What's behind perceptions of Bush

Bush has raised the stakes by laying out a self-consciously ambitious second-term agenda - not only to reconceptualize Social Security via voluntary partial privatization, but also to remake the tax system and spread democracy throughout the Middle East. It is on that last point - most centrally, Iraq - that Bush's second term will likely be judged. But even the progress in Iraq, starting with the holding of elections, hasn't provided the kind of polling dividends Bush might have expected.

In fact, it's possible that the perception of success and the spread of democracy in Iraq works against Bush in the way his father, the first President Bush, failed to turn his own success in the first Gulf War into victory come reelection time.

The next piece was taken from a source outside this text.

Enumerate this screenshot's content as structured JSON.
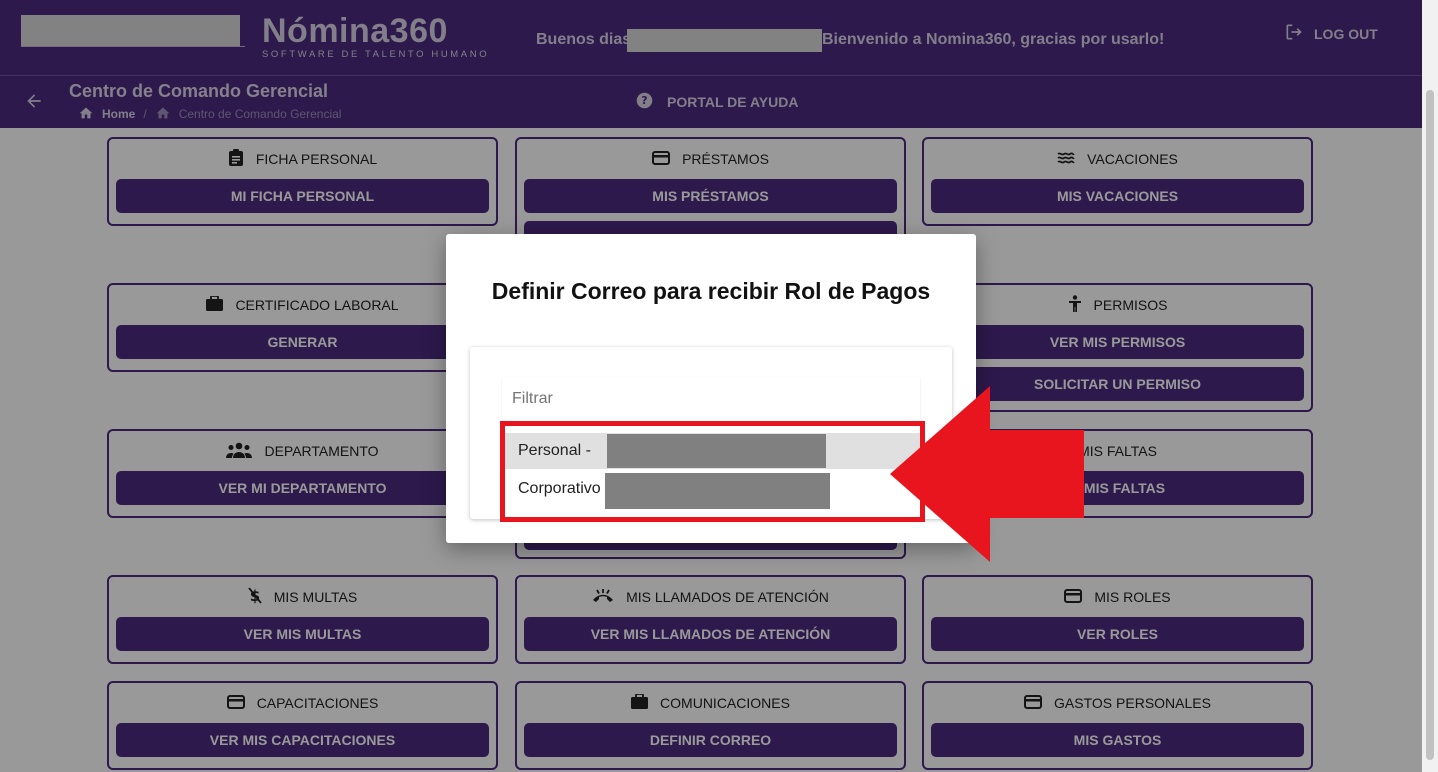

"Once he's no longer seen as a struggling wartime commander, the public focuses on more perhaps mundane matters, such as the price of gas," says Marshall Wittmann, a senior fellow at the Democratic Leadership Council.

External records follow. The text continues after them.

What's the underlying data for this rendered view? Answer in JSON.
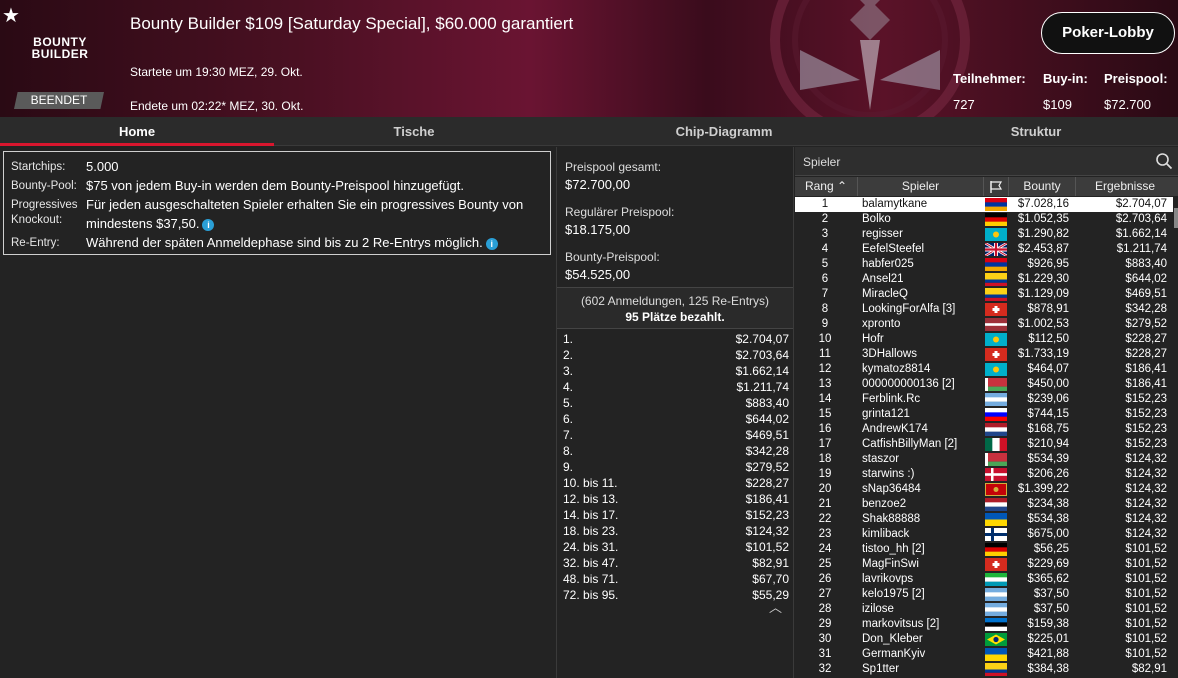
{
  "header": {
    "star": "★",
    "logo_line1": "BOUNTY",
    "logo_line2": "BUILDER",
    "status": "BEENDET",
    "title": "Bounty Builder $109 [Saturday Special], $60.000 garantiert",
    "started": "Startete um 19:30 MEZ, 29. Okt.",
    "ended": "Endete um 02:22* MEZ, 30. Okt.",
    "lobby_button": "Poker-Lobby",
    "stats": [
      {
        "label": "Teilnehmer:",
        "value": "727"
      },
      {
        "label": "Buy-in:",
        "value": "$109"
      },
      {
        "label": "Preispool:",
        "value": "$72.700"
      }
    ]
  },
  "tabs": [
    {
      "label": "Home",
      "active": true
    },
    {
      "label": "Tische",
      "active": false
    },
    {
      "label": "Chip-Diagramm",
      "active": false
    },
    {
      "label": "Struktur",
      "active": false
    }
  ],
  "info": {
    "startchips_label": "Startchips:",
    "startchips_value": "5.000",
    "bountypool_label": "Bounty-Pool:",
    "bountypool_value": "$75 von jedem Buy-in werden dem Bounty-Preispool hinzugefügt.",
    "pko_label": "Progressives Knockout:",
    "pko_value": "Für jeden ausgeschalteten Spieler erhalten Sie ein progressives Bounty von mindestens $37,50.",
    "reentry_label": "Re-Entry:",
    "reentry_value": "Während der späten Anmeldephase sind bis zu 2 Re-Entrys möglich.",
    "info_icon": "i"
  },
  "prizepool": {
    "total_label": "Preispool gesamt:",
    "total_value": "$72.700,00",
    "regular_label": "Regulärer Preispool:",
    "regular_value": "$18.175,00",
    "bounty_label": "Bounty-Preispool:",
    "bounty_value": "$54.525,00",
    "registrations": "(602 Anmeldungen, 125 Re-Entrys)",
    "paid": "95 Plätze bezahlt.",
    "payouts": [
      {
        "place": "1.",
        "amount": "$2.704,07"
      },
      {
        "place": "2.",
        "amount": "$2.703,64"
      },
      {
        "place": "3.",
        "amount": "$1.662,14"
      },
      {
        "place": "4.",
        "amount": "$1.211,74"
      },
      {
        "place": "5.",
        "amount": "$883,40"
      },
      {
        "place": "6.",
        "amount": "$644,02"
      },
      {
        "place": "7.",
        "amount": "$469,51"
      },
      {
        "place": "8.",
        "amount": "$342,28"
      },
      {
        "place": "9.",
        "amount": "$279,52"
      },
      {
        "place": "10. bis 11.",
        "amount": "$228,27"
      },
      {
        "place": "12. bis 13.",
        "amount": "$186,41"
      },
      {
        "place": "14. bis 17.",
        "amount": "$152,23"
      },
      {
        "place": "18. bis 23.",
        "amount": "$124,32"
      },
      {
        "place": "24. bis 31.",
        "amount": "$101,52"
      },
      {
        "place": "32. bis 47.",
        "amount": "$82,91"
      },
      {
        "place": "48. bis 71.",
        "amount": "$67,70"
      },
      {
        "place": "72. bis 95.",
        "amount": "$55,29"
      }
    ],
    "collapse_icon": "︿"
  },
  "players": {
    "search_placeholder": "Spieler",
    "columns": {
      "rank": "Rang",
      "player": "Spieler",
      "bounty": "Bounty",
      "results": "Ergebnisse"
    },
    "rows": [
      {
        "rank": "1",
        "name": "balamytkane",
        "flag": "armenia",
        "bounty": "$7.028,16",
        "result": "$2.704,07"
      },
      {
        "rank": "2",
        "name": "Bolko",
        "flag": "germany",
        "bounty": "$1.052,35",
        "result": "$2.703,64"
      },
      {
        "rank": "3",
        "name": "regisser",
        "flag": "kazakhstan",
        "bounty": "$1.290,82",
        "result": "$1.662,14"
      },
      {
        "rank": "4",
        "name": "EefelSteefel",
        "flag": "uk",
        "bounty": "$2.453,87",
        "result": "$1.211,74"
      },
      {
        "rank": "5",
        "name": "habfer025",
        "flag": "armenia",
        "bounty": "$926,95",
        "result": "$883,40"
      },
      {
        "rank": "6",
        "name": "Ansel21",
        "flag": "colombia",
        "bounty": "$1.229,30",
        "result": "$644,02"
      },
      {
        "rank": "7",
        "name": "MiracleQ",
        "flag": "colombia",
        "bounty": "$1.129,09",
        "result": "$469,51"
      },
      {
        "rank": "8",
        "name": "LookingForAlfa [3]",
        "flag": "switzerland",
        "bounty": "$878,91",
        "result": "$342,28"
      },
      {
        "rank": "9",
        "name": "xpronto",
        "flag": "latvia",
        "bounty": "$1.002,53",
        "result": "$279,52"
      },
      {
        "rank": "10",
        "name": "Hofr",
        "flag": "kazakhstan",
        "bounty": "$112,50",
        "result": "$228,27"
      },
      {
        "rank": "11",
        "name": "3DHallows",
        "flag": "switzerland",
        "bounty": "$1.733,19",
        "result": "$228,27"
      },
      {
        "rank": "12",
        "name": "kymatoz8814",
        "flag": "kazakhstan",
        "bounty": "$464,07",
        "result": "$186,41"
      },
      {
        "rank": "13",
        "name": "000000000136 [2]",
        "flag": "belarus",
        "bounty": "$450,00",
        "result": "$186,41"
      },
      {
        "rank": "14",
        "name": "Ferblink.Rc",
        "flag": "argentina",
        "bounty": "$239,06",
        "result": "$152,23"
      },
      {
        "rank": "15",
        "name": "grinta121",
        "flag": "slovenia",
        "bounty": "$744,15",
        "result": "$152,23"
      },
      {
        "rank": "16",
        "name": "AndrewK174",
        "flag": "netherlands",
        "bounty": "$168,75",
        "result": "$152,23"
      },
      {
        "rank": "17",
        "name": "CatfishBillyMan [2]",
        "flag": "mexico",
        "bounty": "$210,94",
        "result": "$152,23"
      },
      {
        "rank": "18",
        "name": "staszor",
        "flag": "belarus",
        "bounty": "$534,39",
        "result": "$124,32"
      },
      {
        "rank": "19",
        "name": "starwins :)",
        "flag": "denmark",
        "bounty": "$206,26",
        "result": "$124,32"
      },
      {
        "rank": "20",
        "name": "sNap36484",
        "flag": "montenegro",
        "bounty": "$1.399,22",
        "result": "$124,32"
      },
      {
        "rank": "21",
        "name": "benzoe2",
        "flag": "netherlands",
        "bounty": "$234,38",
        "result": "$124,32"
      },
      {
        "rank": "22",
        "name": "Shak88888",
        "flag": "ukraine",
        "bounty": "$534,38",
        "result": "$124,32"
      },
      {
        "rank": "23",
        "name": "kimliback",
        "flag": "finland",
        "bounty": "$675,00",
        "result": "$124,32"
      },
      {
        "rank": "24",
        "name": "tistoo_hh [2]",
        "flag": "germany",
        "bounty": "$56,25",
        "result": "$101,52"
      },
      {
        "rank": "25",
        "name": "MagFinSwi",
        "flag": "switzerland",
        "bounty": "$229,69",
        "result": "$101,52"
      },
      {
        "rank": "26",
        "name": "lavrikovps",
        "flag": "uzbekistan",
        "bounty": "$365,62",
        "result": "$101,52"
      },
      {
        "rank": "27",
        "name": "kelo1975 [2]",
        "flag": "argentina",
        "bounty": "$37,50",
        "result": "$101,52"
      },
      {
        "rank": "28",
        "name": "izilose",
        "flag": "argentina",
        "bounty": "$37,50",
        "result": "$101,52"
      },
      {
        "rank": "29",
        "name": "markovitsus [2]",
        "flag": "estonia",
        "bounty": "$159,38",
        "result": "$101,52"
      },
      {
        "rank": "30",
        "name": "Don_Kleber",
        "flag": "brazil",
        "bounty": "$225,01",
        "result": "$101,52"
      },
      {
        "rank": "31",
        "name": "GermanKyiv",
        "flag": "ukraine",
        "bounty": "$421,88",
        "result": "$101,52"
      },
      {
        "rank": "32",
        "name": "Sp1tter",
        "flag": "colombia",
        "bounty": "$384,38",
        "result": "$82,91"
      }
    ]
  },
  "colors": {
    "accent": "#d9162e",
    "selected_row": "#ffffff",
    "info_icon": "#2a9fd6"
  }
}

Bush also doesn't seem to be getting much of a bump from the successes of his new secretary of State, Condoleezza Rice, whose latest Gallup Poll numbers (taken March 18-20) show a 61 percent approval rating. It is also questionable whether the most popular person connected to the administration - first lady Laura Bush - could offer any reverse coattails for her husband. On Tuesday, Mrs. Bush left on a surprise visit to Afghanistan to focus on educational initiatives for Afghan women and also meet with President Hamid Karzai and have dinner with US forces at Bagram Air Base.

Bush himself took to the Rose Garden Tuesday to deliver remarks on freedom and democracy, with an audience of Iraqis and Iraqi-Americans. In general, Republican strategists say, Bush can help himself most by keeping his eye on the ball and sticking with his goals.

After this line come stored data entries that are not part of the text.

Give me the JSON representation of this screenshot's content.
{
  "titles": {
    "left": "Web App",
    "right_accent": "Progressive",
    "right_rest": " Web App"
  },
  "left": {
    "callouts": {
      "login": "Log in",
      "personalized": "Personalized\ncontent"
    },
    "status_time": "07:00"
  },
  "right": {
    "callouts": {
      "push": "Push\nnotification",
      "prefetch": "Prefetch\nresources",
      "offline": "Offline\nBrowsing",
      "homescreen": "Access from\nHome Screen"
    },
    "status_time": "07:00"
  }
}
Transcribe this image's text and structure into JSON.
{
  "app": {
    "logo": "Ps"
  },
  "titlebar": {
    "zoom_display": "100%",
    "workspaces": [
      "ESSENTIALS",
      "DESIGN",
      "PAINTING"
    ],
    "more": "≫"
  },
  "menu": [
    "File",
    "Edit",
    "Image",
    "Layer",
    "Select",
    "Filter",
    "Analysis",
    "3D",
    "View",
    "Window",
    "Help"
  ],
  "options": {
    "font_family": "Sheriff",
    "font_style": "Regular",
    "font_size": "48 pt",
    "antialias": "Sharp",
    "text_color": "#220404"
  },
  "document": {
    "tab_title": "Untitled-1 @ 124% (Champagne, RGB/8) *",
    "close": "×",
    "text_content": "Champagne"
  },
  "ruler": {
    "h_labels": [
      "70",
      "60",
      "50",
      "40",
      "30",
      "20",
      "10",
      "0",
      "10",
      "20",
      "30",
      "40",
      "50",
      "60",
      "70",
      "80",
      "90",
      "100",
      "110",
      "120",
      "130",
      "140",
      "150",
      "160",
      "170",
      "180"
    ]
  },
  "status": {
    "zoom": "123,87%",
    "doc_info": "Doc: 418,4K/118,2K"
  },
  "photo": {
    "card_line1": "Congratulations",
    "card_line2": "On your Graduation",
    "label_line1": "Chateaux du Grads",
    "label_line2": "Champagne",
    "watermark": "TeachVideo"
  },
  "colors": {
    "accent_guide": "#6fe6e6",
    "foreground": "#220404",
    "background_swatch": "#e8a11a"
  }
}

"You can't change your fundamental agenda, based on week-to-week variations in public opinion polls," says GOP pollster Whit Ayres. "A real leader doesn't do that. A real leader sets some ambitious goals ... and has faith that if they are valuable goals to pursue, public opinion will come along."

After all, he and other Republicans say, the second term is only two months old and there is plenty of time to make progress on Social Security reform. Mr. Ayres, who has polled on Social Security, says the president is correct in continuing to focus on educating the public about the problem. The greater the understanding of two key facts - that the president's plan would not affect benefits for seniors and that participation in personal accounts would be voluntary - the greater the support for Bush's proposal.

On the other side

Among all the polling data, the silver lining for Bush and the GOP is that the Democratic leadership in Congress is just as unpopular as the Republican congressional leadership. The latest Pew Research Center poll, released March 24, shows Bush's approval rating at 45 percent, the Republican leadership at 39 percent, and the Democratic leadership at 37 percent.

In fact, rank-and-file Democrats are less happy with their party leadership (56 percent) than are rank-and-file Republicans (76 percent), according to Pew. So clearly, the Democrats cannot count on gaining from any Republican or presidential misfortune. This generalized dissatisfaction with politicians is not unusual, says Jim Guth, a political scientist at Furman University in Greenville, S.C.

"It isn't always a zero-sum game, where someone loses and someone else gains," says Professor Guth. "Sometimes everyone loses. There's not an assumption among the public that if the president is doing badly, the Democrats must be doing something right. It's that Washington is not doing well, and that includes the Democrats."

In the Pew poll, Americans give Congress low marks for working across party lines: Only 18 percent say that's going well. Only 23 percent say Congress is doing well at dealing with important issues, and only 23 percent say Congress is acting ethically. The percentage who support Bush's goal of introducing personal accounts into Social Security has declined. Now 44 percent approve of that idea, down from 46 percent last month and 54 percent in December.

On the administration's plan to allow oil- and gas-drilling in the Arctic National Wildlife Refuge, 42 percent are supportive and 46 percent oppose, Pew says.